Au lieu de viser toujours plus grand pour évincer les concurrents, ils ont opté pour la collaboration et une plus grande diversité. A une même échelle. Fraises, asperges, arbres fruitiers, prairies, poulet et porcs qui grattent et gambadent entre les arbres, fertilisent et retournent le sol. En outre, ils ont réservé une partie de leur terrain pour un jardin communautaire.

« Nous voulons boucler la boucle et rester aussi petits que possible. Nous essayons d’enrichir la vie dans le sol afin qu’il puisse stocker un maximum de carbone et nous voulons rassembler les gens. » Cela implique qu’ils ne se laissent pas distraire par toutes sortes de conseils sur les céréales qui se vendent à prix d’or. Cela exige aussi de la persévérance, car tout le monde dans le voisinage des Adriansens ne comprend pas ce qu’ils font.

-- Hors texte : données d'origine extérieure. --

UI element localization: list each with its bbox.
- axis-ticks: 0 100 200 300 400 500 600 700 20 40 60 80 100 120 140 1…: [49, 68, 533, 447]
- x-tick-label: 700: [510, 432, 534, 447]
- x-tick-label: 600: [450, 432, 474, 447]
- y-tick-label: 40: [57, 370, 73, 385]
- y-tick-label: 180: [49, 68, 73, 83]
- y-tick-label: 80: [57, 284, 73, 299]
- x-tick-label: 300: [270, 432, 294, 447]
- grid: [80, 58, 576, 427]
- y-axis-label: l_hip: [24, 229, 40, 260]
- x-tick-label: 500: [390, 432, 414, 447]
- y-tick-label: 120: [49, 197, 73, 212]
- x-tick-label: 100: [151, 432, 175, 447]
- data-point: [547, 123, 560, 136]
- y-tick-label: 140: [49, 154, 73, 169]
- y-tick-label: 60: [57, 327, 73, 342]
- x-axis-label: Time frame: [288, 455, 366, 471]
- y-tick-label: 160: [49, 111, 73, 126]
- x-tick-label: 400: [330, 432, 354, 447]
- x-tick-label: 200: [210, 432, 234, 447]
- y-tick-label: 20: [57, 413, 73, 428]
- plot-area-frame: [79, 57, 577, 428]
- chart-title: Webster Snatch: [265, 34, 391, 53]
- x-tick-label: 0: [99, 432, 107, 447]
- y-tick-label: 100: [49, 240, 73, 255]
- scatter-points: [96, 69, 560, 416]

Les porcs étaient des cases à cocher sur un tableau

« J’ai reçu une formation traditionnelle », explique Carl Adriansens tout en serrant de la main gauche le noyer qu’il a planté dans le champ il y a quelques années. Il faudra attendre 30 ans pour une première récolte. Cela en dit long sur la façon dont il considère la terre sous ses pieds.

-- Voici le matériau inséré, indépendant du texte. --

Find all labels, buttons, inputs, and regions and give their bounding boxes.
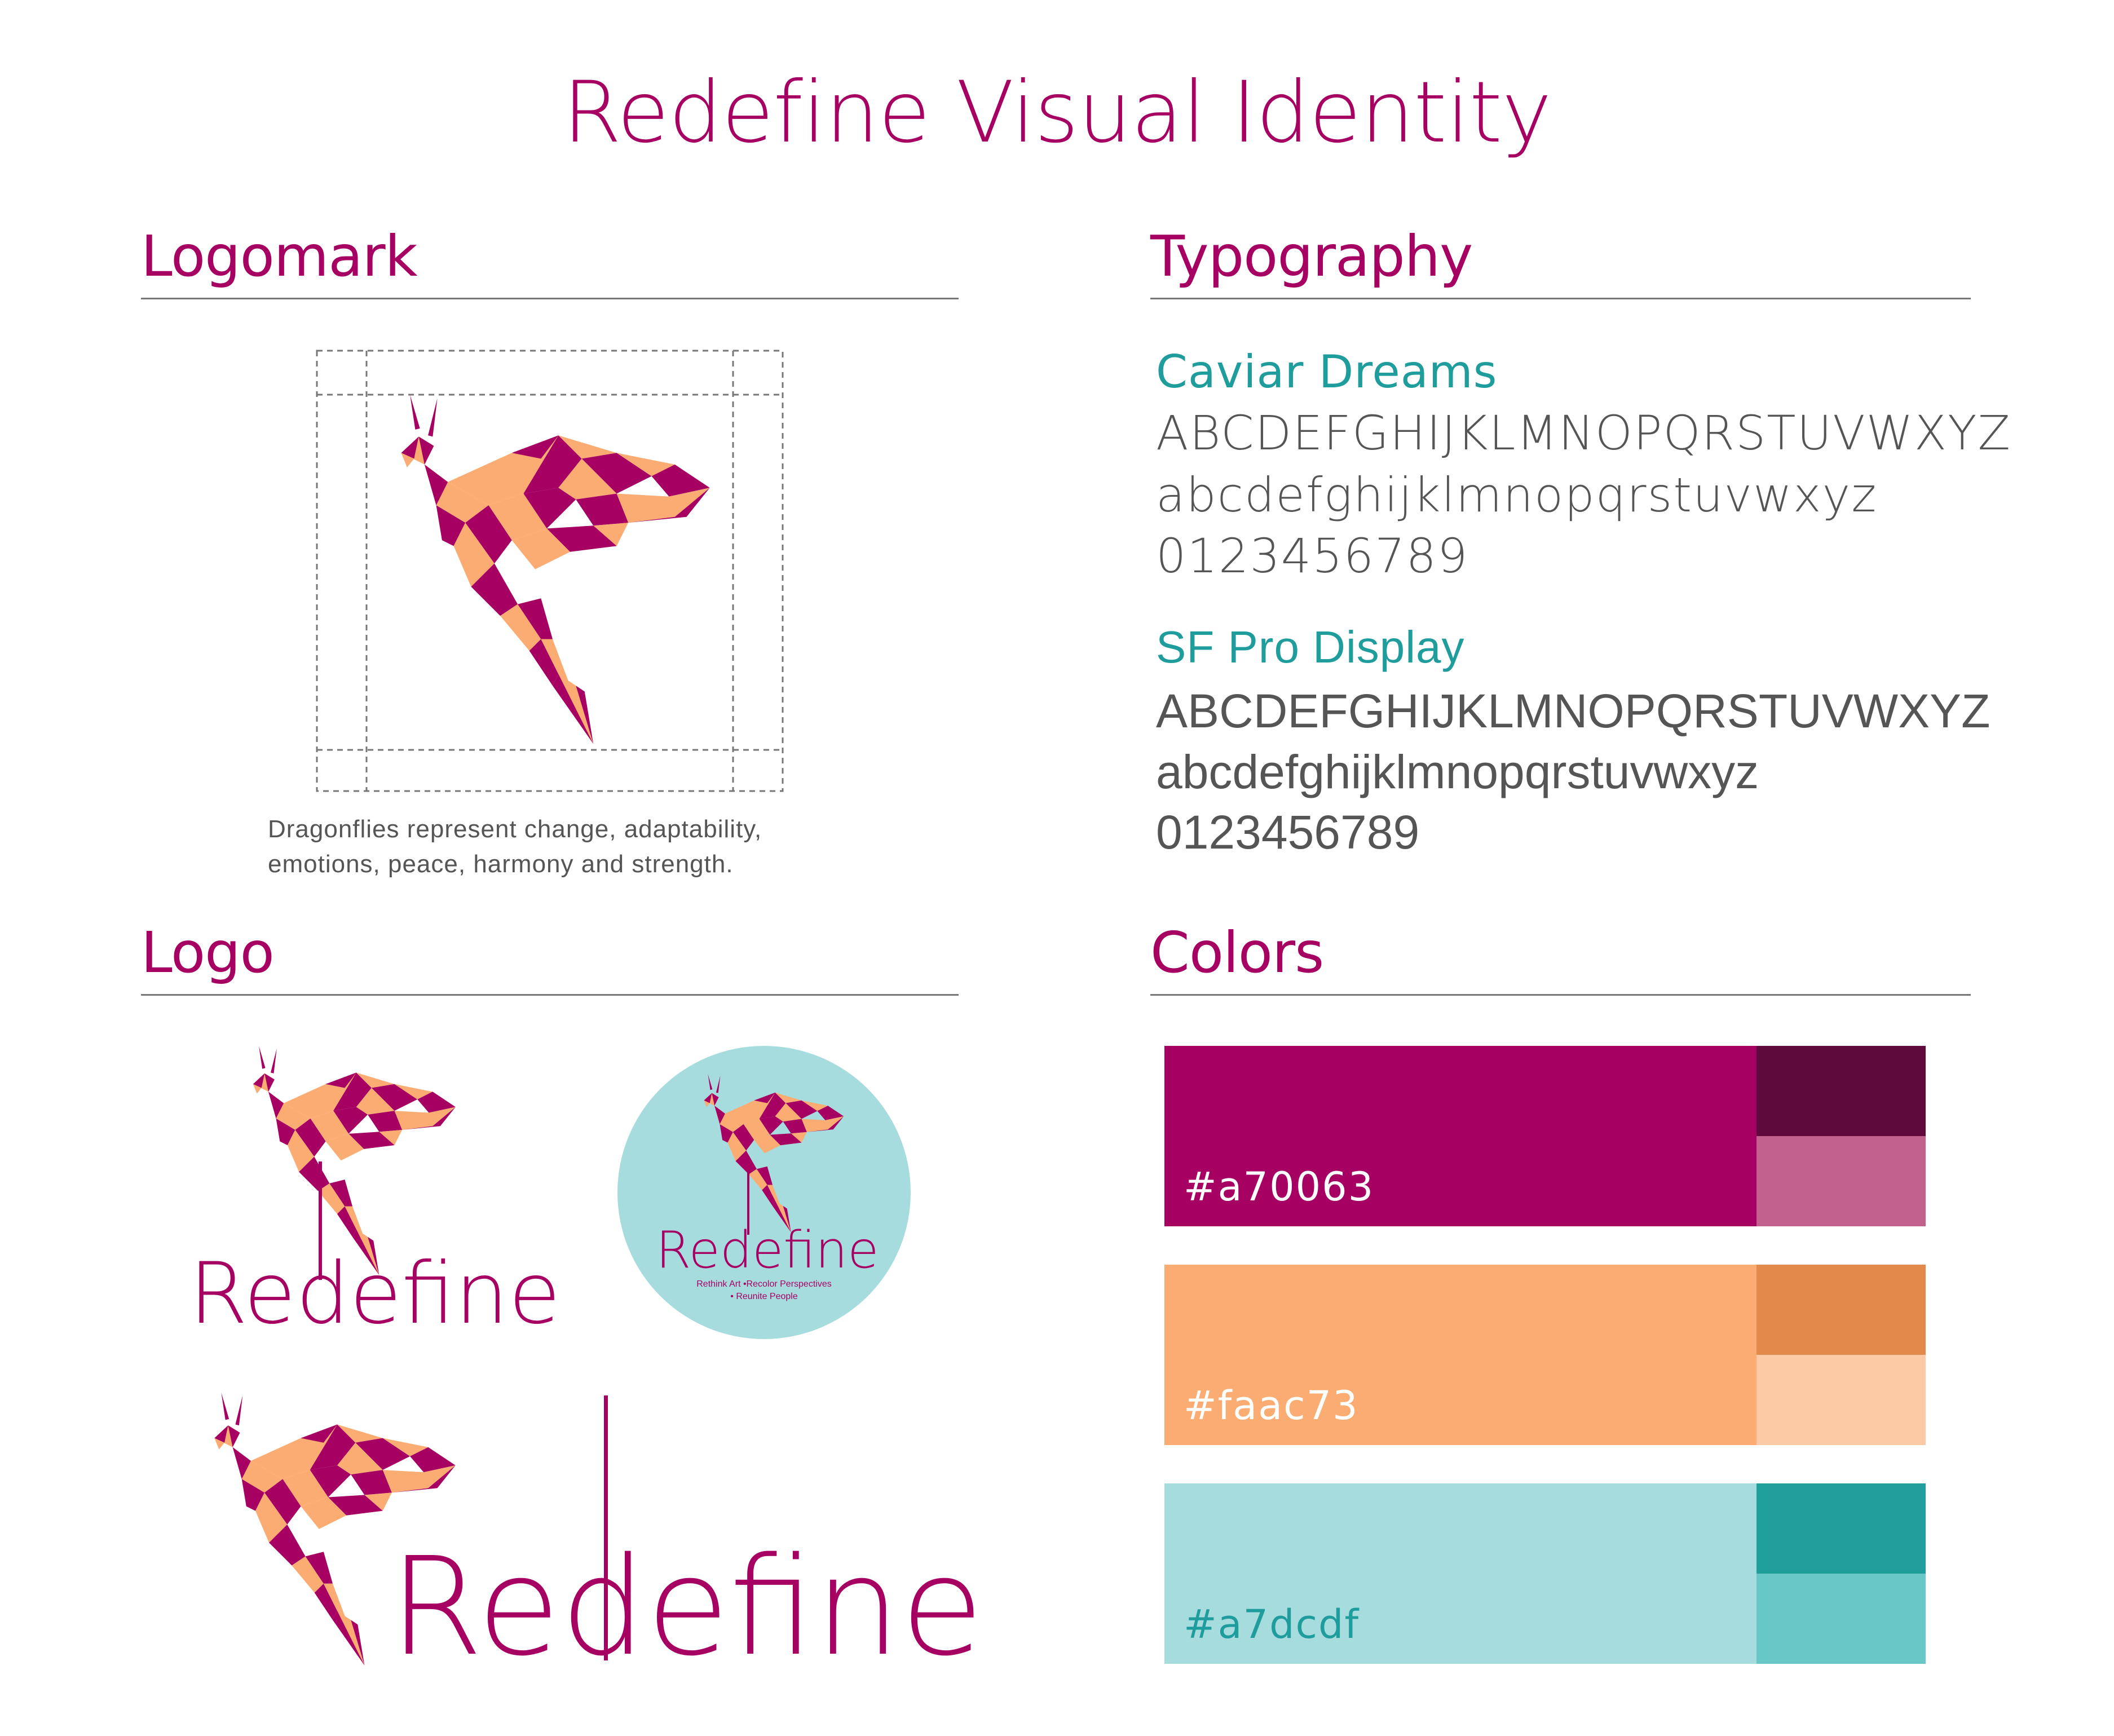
color-swatch-light-tint — [1756, 1136, 1926, 1226]
logo-stacked-d-stem — [319, 1161, 322, 1280]
color-swatch-main — [1164, 1483, 1756, 1664]
logo-badge-tagline-line2: • Reunite People — [730, 1292, 798, 1301]
color-swatch-light-tint — [1756, 1574, 1926, 1664]
caviar-lowercase-sample: abcdefghijklmnopqrstuvwxyz — [1156, 467, 1878, 523]
color-swatch-aqua: #a7dcdf — [1164, 1483, 1926, 1664]
color-hex-label: #a7dcdf — [1184, 1601, 1360, 1647]
logo-section-title: Logo — [141, 920, 275, 986]
logomark-divider — [141, 298, 959, 299]
sf-lowercase-sample: abcdefghijklmnopqrstuvwxyz — [1156, 745, 1759, 798]
sf-uppercase-sample: ABCDEFGHIJKLMNOPQRSTUVWXYZ — [1156, 684, 1991, 737]
sf-digits-sample: 0123456789 — [1156, 806, 1420, 859]
color-swatch-magenta: #a70063 — [1164, 1046, 1926, 1226]
page-title: Redefine Visual Identity — [562, 64, 1552, 162]
logo-stacked-wordmark: Redefine — [189, 1245, 561, 1343]
logo-badge-wordmark: Redefine — [656, 1221, 879, 1280]
logomark-section-title: Logomark — [141, 223, 418, 289]
typography-divider — [1150, 298, 1971, 299]
font-name-sf-pro: SF Pro Display — [1156, 622, 1465, 672]
font-name-caviar: Caviar Dreams — [1156, 346, 1498, 398]
logo-horizontal-wordmark: Redefine — [389, 1528, 984, 1686]
color-swatch-dark-tint — [1756, 1265, 1926, 1355]
dragonfly-icon — [369, 395, 736, 756]
color-swatch-light-tint — [1756, 1355, 1926, 1445]
logo-badge-tagline-line1: Rethink Art •Recolor Perspectives — [696, 1279, 832, 1289]
logo-horizontal-d-stem — [604, 1395, 608, 1660]
logo-divider — [141, 994, 959, 996]
logomark-caption-line1: Dragonflies represent change, adaptabili… — [268, 815, 762, 843]
color-swatch-main — [1164, 1046, 1756, 1226]
logo-badge-d-stem — [747, 1170, 749, 1235]
colors-divider — [1150, 994, 1971, 996]
logomark-caption-line2: emotions, peace, harmony and strength. — [268, 850, 734, 878]
colors-section-title: Colors — [1150, 920, 1324, 986]
caviar-digits-sample: 0123456789 — [1156, 528, 1469, 584]
logomark-construction-grid — [316, 350, 784, 792]
logo-badge-dragonfly — [688, 1074, 857, 1238]
color-hex-label: #faac73 — [1184, 1382, 1359, 1429]
caviar-uppercase-sample: ABCDEFGHIJKLMNOPQRSTUVWXYZ — [1156, 405, 2011, 461]
color-swatch-main — [1164, 1265, 1756, 1445]
color-swatch-peach: #faac73 — [1164, 1265, 1926, 1445]
color-swatch-dark-tint — [1756, 1483, 1926, 1574]
color-swatch-dark-tint — [1756, 1046, 1926, 1136]
typography-section-title: Typography — [1150, 223, 1473, 289]
color-hex-label: #a70063 — [1184, 1164, 1375, 1210]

« Mes parents ont suivi le mouvement de la croissance. Lorsqu’ils ont repris la ferme de mes grands-parents, qui comptait des chevaux, des bovins, des porcs et plus de dix cultures différentes, ils ont opté pour la monoculture de betteraves et de céréales fourragères et pour un élevage de porcs intensif. Plus tard, ils ont également cultivé des pommes de terre. C’est ainsi que j’ai été formé. Les porcs n’étaient pas des animaux, mais des cases à cocher sur un tableau. Au moins 10.000 porcs, nous avait conseillé un professeur. En termes de coûts et de frais salariaux, c’était le modèle le plus efficace. Je l’ai cru. Comme tout le monde. »

Grandir ou mettre la clé sous la porte. C’est la logique du modèle agricole classique industriel. Aucune autre voie ne semblait possible.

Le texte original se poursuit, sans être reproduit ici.